The schema dc.xsd defines a base complexType called SimpleLiteral:

  <xs:complexType name="SimpleLiteral">
   <xs:complexContent mixed="true">
    <xs:restriction base="xs:anyType">
     <xs:sequence>
      <xs:any processContents="lax" minOccurs="0" maxOccurs="0"/>
     </xs:sequence>
     <xs:attribute ref="xml:lang" use="optional"/>
    </xs:restriction>
   </xs:complexContent>
  </xs:complexType>
    

Encoding schemes are represented as complexTypes derived from the SimpleLiteral complexType. For example, the complexType corresponding to the encoding scheme for "W3CDTF" is as follows:

  <xs:complexType name="W3CDTF">
   <xs:simpleContent>
    <xs:restriction base="dc:SimpleLiteral">
        <xs:simpleType>
           <xs:union memberTypes="xs:gYear xs:gYearMonth xs:date xs:dateTime"/>
        </xs:simpleType>
        <xs:attribute ref="xml:lang" use="prohibited"/>
    </xs:restriction>
   </xs:simpleContent>
  </xs:complexType>
  

This derivation of a complexType with simpleContent by restriction of a base complexType with complexContent is valid under section 3.4.6 of XML Schema Part 1: Structures, specifically item 5.1.2 of the section "Schema Component Constraint: Derivation Valid (Restriction, Complex)", because the base complexContent is mixed and emptiable.

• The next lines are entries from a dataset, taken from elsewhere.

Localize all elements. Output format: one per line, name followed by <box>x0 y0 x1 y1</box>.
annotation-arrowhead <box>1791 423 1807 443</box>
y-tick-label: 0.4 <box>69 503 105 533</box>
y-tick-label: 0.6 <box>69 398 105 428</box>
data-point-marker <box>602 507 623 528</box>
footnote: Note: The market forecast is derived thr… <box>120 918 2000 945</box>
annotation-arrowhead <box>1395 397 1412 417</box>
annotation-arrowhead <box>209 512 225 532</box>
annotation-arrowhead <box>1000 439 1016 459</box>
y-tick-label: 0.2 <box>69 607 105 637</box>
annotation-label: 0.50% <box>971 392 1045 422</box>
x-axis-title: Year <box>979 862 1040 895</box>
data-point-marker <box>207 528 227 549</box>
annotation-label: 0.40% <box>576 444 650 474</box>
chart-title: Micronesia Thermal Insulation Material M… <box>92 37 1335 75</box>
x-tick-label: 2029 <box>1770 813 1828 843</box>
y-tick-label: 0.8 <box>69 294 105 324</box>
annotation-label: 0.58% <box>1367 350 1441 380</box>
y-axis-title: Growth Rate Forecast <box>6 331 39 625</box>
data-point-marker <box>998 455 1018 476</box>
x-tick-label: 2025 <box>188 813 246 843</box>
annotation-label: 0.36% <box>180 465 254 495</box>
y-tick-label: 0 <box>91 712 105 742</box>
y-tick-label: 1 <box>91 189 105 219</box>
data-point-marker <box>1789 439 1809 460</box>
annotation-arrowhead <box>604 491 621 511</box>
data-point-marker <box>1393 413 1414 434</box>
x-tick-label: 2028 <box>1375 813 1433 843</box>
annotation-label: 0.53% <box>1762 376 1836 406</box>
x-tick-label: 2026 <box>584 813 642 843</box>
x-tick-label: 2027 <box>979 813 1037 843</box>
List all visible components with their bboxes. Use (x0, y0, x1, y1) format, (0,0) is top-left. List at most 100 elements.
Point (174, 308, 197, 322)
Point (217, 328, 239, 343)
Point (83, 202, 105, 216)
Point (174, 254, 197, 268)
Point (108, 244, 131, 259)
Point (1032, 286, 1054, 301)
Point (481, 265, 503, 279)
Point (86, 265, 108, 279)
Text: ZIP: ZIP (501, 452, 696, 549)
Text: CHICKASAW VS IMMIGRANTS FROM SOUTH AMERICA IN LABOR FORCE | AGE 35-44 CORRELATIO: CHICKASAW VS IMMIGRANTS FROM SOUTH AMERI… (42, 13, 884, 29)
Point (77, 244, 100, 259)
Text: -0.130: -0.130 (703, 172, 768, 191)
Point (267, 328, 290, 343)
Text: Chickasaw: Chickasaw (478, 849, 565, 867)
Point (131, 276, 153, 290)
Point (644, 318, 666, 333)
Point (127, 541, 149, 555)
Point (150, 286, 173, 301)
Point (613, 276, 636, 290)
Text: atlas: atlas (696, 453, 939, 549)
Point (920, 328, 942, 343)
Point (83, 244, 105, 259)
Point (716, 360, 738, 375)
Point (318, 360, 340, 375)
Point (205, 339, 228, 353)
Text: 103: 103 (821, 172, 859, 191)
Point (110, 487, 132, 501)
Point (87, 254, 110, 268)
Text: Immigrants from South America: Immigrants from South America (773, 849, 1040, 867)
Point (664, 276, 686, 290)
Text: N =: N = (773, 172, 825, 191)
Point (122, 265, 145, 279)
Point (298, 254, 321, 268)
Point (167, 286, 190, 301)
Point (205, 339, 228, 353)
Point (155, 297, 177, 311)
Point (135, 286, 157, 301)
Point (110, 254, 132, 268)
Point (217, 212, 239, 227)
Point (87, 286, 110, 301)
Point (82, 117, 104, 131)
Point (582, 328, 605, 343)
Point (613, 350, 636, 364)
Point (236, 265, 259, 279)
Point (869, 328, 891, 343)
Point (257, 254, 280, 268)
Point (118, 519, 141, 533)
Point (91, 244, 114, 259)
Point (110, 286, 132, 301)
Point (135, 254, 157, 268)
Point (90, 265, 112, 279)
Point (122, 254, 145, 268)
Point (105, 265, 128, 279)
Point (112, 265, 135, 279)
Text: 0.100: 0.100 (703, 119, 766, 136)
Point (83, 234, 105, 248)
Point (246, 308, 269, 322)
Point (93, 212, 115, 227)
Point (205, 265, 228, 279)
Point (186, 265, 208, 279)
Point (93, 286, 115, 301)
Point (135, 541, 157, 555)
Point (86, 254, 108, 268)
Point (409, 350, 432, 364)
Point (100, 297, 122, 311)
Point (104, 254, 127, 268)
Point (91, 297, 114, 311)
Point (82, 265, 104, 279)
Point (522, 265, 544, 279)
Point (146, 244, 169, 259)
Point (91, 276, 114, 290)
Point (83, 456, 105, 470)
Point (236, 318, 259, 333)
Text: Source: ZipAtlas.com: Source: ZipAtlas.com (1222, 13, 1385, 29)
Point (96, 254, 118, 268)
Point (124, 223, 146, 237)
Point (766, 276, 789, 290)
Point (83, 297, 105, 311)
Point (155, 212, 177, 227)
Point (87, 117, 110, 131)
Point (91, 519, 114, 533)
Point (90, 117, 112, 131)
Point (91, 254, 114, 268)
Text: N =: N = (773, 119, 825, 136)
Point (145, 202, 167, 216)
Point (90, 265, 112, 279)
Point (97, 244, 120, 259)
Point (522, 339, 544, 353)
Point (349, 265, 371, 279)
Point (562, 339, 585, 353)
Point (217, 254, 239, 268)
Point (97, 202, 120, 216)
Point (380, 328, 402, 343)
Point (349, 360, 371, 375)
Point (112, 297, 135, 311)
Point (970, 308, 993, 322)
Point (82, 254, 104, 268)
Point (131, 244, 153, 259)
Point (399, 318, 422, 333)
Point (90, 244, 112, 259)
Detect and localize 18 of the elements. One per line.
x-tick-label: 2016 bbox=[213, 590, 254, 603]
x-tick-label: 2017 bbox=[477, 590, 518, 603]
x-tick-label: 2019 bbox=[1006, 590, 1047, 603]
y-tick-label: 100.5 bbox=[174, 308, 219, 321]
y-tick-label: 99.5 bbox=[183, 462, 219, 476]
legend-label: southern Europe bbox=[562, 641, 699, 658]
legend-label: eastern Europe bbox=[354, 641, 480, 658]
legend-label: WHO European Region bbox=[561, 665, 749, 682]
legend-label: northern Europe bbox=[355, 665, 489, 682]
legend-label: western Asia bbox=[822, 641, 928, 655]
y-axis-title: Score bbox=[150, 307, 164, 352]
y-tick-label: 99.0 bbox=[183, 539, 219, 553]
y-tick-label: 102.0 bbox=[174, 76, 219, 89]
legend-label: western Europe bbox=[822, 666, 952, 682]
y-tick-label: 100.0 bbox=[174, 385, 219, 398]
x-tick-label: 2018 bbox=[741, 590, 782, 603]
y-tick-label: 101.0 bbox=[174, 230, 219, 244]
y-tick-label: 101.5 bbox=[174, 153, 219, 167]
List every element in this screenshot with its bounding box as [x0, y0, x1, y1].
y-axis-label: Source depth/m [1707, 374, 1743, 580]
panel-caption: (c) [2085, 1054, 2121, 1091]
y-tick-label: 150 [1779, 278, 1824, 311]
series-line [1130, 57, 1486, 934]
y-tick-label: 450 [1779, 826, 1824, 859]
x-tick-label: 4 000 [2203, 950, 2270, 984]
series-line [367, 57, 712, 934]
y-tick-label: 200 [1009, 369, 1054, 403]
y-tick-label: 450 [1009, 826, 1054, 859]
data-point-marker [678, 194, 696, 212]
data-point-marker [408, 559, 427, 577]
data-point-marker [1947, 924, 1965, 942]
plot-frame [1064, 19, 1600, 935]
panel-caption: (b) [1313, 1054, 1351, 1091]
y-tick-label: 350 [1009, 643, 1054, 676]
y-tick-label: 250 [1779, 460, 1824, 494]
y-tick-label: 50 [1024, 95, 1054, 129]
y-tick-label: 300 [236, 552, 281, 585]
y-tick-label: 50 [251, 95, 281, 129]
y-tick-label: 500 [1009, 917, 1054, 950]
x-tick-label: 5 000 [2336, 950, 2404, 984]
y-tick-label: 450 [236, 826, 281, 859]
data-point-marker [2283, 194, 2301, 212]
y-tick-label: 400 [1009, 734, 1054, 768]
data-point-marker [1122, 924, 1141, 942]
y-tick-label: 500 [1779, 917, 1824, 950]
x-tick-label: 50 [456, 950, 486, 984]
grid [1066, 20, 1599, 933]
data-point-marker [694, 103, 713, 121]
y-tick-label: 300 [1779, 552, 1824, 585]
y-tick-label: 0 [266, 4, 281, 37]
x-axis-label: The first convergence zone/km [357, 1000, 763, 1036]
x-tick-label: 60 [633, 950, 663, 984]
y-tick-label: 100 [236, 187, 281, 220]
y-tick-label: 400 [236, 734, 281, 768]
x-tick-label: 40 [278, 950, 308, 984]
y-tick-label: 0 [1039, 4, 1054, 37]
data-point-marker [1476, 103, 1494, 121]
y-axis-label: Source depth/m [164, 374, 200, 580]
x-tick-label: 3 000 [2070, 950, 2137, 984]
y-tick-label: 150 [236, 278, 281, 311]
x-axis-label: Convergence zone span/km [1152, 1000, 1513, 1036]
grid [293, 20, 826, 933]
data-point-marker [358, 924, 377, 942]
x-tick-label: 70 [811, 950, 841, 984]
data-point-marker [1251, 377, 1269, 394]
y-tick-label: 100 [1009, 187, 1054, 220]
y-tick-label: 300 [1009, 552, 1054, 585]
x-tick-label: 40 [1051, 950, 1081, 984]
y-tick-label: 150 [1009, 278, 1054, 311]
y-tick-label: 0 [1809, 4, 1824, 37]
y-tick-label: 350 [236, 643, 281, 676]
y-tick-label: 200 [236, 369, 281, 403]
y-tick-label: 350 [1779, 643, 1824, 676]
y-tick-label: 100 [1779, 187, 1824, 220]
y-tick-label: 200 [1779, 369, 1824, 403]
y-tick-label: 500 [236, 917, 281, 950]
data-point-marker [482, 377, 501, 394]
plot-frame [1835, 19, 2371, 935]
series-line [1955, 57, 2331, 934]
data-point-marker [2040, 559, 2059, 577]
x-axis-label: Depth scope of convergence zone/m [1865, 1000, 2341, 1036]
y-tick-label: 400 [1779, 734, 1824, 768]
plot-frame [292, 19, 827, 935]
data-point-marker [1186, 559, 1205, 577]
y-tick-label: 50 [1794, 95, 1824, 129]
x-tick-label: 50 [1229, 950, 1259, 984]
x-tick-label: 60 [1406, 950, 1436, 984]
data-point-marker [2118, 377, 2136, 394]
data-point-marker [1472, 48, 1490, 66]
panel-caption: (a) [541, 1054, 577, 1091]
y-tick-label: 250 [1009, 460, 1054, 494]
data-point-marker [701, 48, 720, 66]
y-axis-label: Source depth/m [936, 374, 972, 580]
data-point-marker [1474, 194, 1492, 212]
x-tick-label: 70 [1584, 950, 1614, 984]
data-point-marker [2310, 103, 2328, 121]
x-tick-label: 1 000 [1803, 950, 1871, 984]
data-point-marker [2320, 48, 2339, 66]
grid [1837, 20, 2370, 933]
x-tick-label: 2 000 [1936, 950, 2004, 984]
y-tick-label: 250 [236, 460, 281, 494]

This was confirmed by Henry Thompson, see e.g.
http://www.w3.org/2001/05/xmlschema-rec-comments#pfiSimpleContent
http://lists.w3.org/Archives/Public/xmlschema-dev/2002Oct/0005.html
http://lists.w3.org/Archives/Public/xmlschema-dev/2002Oct/0008.html

Conclusion: Xerces appears to be behaving incorrectly in rejecting this derivation.